Kegiatan yang dikemas melalui agenda gowes dan senam bersama tersebut diikuti seluruh kepala Satuan Kerja Perangkat Kabupaten (SKPK) beserta keluarga.
Suasana penuh keakraban dan kekeluargaan tampak begitu terasa sepanjang kegiatan berlangsung, mencerminkan soliditas dan semangat kebersamaan di lingkungan Pemerintah Kabupaten Bireuen.
Dalam kesempatan itu, Bupati Mukhlis menegaskan bahwa kesehatan aparatur merupakan modal utama dalam menghadirkan pelayanan publik yang prima kepada masyarakat.
“Tubuh yang sehat melahirkan pikiran yang kuat, dan dari pikiran yang kuat akan lahir kerja nyata untuk kemajuan daerah. Karena itu, menjaga kebugaran bukan hanya kebutuhan pribadi, tetapi juga bagian dari tanggung jawab pengabdian kepada masyarakat,” ujar Mukhlis di sela kegiatan gowes.
Menurutnya, program “Minggu Bugar” tidak sekadar menjadi agenda olahraga rutin, melainkan juga wadah mempererat silaturahmi, memperkuat koordinasi, serta membangun komunikasi yang harmonis antarinstansi di lingkungan Pemerintah Kabupaten Bireuen.
Mukhlis juga mengajak seluruh stakeholder di Kabupaten Bireuen untuk ikut berpartisipasi dalam kegiatan serupa pada masa mendatang.
“Mari kita bangun Bireuen dengan semangat kebersamaan, sinergi, dan jiwa yang sehat. Daerah yang maju lahir dari masyarakat dan pemimpin yang kuat, disiplin, serta penuh energi positif,” katanya.
Ia menambahkan, keterlibatan berbagai unsur, mulai dari instansi vertikal, sektor perbankan, hingga organisasi kemasyarakatan, akan semakin memperkuat kolaborasi dalam mendukung pembangunan daerah.
Kehadiran Ketua TP PKK Kabupaten Bireuen, Ny. Sadriah Mukhlis, turut memberikan motivasi tersendiri bagi peserta kegiatan. Ia mengajak para istri pejabat dan masyarakat untuk mulai menerapkan pola hidup sehat dari lingkungan keluarga sebagai fondasi lahirnya generasi yang kuat dan berkualitas.
“Kesehatan adalah investasi terbaik bagi masa depan keluarga dan daerah. Ketika keluarga sehat, maka masyarakat akan kuat, dan daerah pun akan semakin maju,” ungkapnya.

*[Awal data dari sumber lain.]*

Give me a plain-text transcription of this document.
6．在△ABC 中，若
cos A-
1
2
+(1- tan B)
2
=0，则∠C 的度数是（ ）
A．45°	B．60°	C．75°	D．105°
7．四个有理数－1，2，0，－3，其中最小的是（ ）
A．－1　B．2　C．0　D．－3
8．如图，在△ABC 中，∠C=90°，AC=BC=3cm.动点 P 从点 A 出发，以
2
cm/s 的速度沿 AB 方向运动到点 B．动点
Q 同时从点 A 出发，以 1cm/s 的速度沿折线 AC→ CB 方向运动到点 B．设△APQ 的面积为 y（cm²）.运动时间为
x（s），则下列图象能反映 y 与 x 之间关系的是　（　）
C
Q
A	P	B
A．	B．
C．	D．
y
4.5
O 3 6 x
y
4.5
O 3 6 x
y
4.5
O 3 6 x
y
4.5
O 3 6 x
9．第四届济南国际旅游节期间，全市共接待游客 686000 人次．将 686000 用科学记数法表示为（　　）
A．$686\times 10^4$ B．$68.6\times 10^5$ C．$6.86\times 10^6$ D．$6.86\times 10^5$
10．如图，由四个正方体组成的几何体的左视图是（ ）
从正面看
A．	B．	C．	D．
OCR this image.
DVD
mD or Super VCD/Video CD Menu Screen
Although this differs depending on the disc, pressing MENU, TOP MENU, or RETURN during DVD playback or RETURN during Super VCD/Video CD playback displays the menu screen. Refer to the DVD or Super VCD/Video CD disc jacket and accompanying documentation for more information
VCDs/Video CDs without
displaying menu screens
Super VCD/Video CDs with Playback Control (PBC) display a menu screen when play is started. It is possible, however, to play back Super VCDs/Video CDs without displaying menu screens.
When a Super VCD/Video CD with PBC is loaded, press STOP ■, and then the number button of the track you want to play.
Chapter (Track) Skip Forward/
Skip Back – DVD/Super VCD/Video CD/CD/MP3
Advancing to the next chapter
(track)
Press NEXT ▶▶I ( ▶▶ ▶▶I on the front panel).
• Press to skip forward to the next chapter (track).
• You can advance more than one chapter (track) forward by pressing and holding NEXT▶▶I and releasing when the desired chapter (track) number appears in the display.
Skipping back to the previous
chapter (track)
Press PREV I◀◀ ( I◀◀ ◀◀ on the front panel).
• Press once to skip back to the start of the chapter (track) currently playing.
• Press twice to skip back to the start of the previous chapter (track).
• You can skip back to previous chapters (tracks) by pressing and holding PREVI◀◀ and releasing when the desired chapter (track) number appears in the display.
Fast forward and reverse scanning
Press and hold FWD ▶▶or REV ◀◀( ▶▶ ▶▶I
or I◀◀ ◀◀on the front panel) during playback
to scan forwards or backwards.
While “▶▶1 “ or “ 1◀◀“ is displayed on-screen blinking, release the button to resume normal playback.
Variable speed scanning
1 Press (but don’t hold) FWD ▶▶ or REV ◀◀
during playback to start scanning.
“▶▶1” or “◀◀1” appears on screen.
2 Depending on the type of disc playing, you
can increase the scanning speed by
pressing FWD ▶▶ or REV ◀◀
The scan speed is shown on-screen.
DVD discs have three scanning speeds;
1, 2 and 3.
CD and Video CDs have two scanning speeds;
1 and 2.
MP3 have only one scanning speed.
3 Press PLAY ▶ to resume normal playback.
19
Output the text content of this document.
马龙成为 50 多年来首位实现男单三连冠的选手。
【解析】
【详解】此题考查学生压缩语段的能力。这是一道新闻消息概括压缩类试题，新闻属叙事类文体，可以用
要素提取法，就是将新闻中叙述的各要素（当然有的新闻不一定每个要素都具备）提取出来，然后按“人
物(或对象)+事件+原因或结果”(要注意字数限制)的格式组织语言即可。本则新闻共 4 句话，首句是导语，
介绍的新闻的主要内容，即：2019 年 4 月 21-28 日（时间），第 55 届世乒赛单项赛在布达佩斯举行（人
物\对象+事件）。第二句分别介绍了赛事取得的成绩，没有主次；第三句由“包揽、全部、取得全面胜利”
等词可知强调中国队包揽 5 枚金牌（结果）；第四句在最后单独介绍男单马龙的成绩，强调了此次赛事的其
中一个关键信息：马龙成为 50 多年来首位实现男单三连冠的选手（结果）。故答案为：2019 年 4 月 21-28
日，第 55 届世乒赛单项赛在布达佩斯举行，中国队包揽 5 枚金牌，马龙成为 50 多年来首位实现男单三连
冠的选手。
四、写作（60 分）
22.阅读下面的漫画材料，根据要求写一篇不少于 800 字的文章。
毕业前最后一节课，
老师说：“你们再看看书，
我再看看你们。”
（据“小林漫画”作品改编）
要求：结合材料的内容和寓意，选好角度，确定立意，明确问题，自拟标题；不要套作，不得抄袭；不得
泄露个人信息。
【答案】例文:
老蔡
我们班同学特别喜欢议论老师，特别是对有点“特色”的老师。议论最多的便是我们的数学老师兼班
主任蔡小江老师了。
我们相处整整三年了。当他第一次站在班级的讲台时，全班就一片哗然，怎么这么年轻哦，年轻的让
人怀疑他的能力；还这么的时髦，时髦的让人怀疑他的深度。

Program “Minggu Bugar” sendiri dirancang sebagai sarana membangun budaya hidup sehat sekaligus memperkuat sinergi antarpemangku kepentingan. Rute gowes yang melintasi sejumlah sudut Kabupaten Bireuen ditutup dengan sesi senam bersama yang dipandu instruktur profesional.
Kegiatan kemudian diakhiri dengan ramah tamah dan diskusi santai mengenai progres pembangunan daerah. Suasana hangat namun produktif tersebut menjadi bukti bahwa koordinasi dan kolaborasi dapat dibangun dengan lebih efektif melalui kebersamaan dan semangat positif.
“Kebersamaan adalah kekuatan, kesehatan adalah modal, dan semangat pengabdian adalah jalan menuju kemajuan.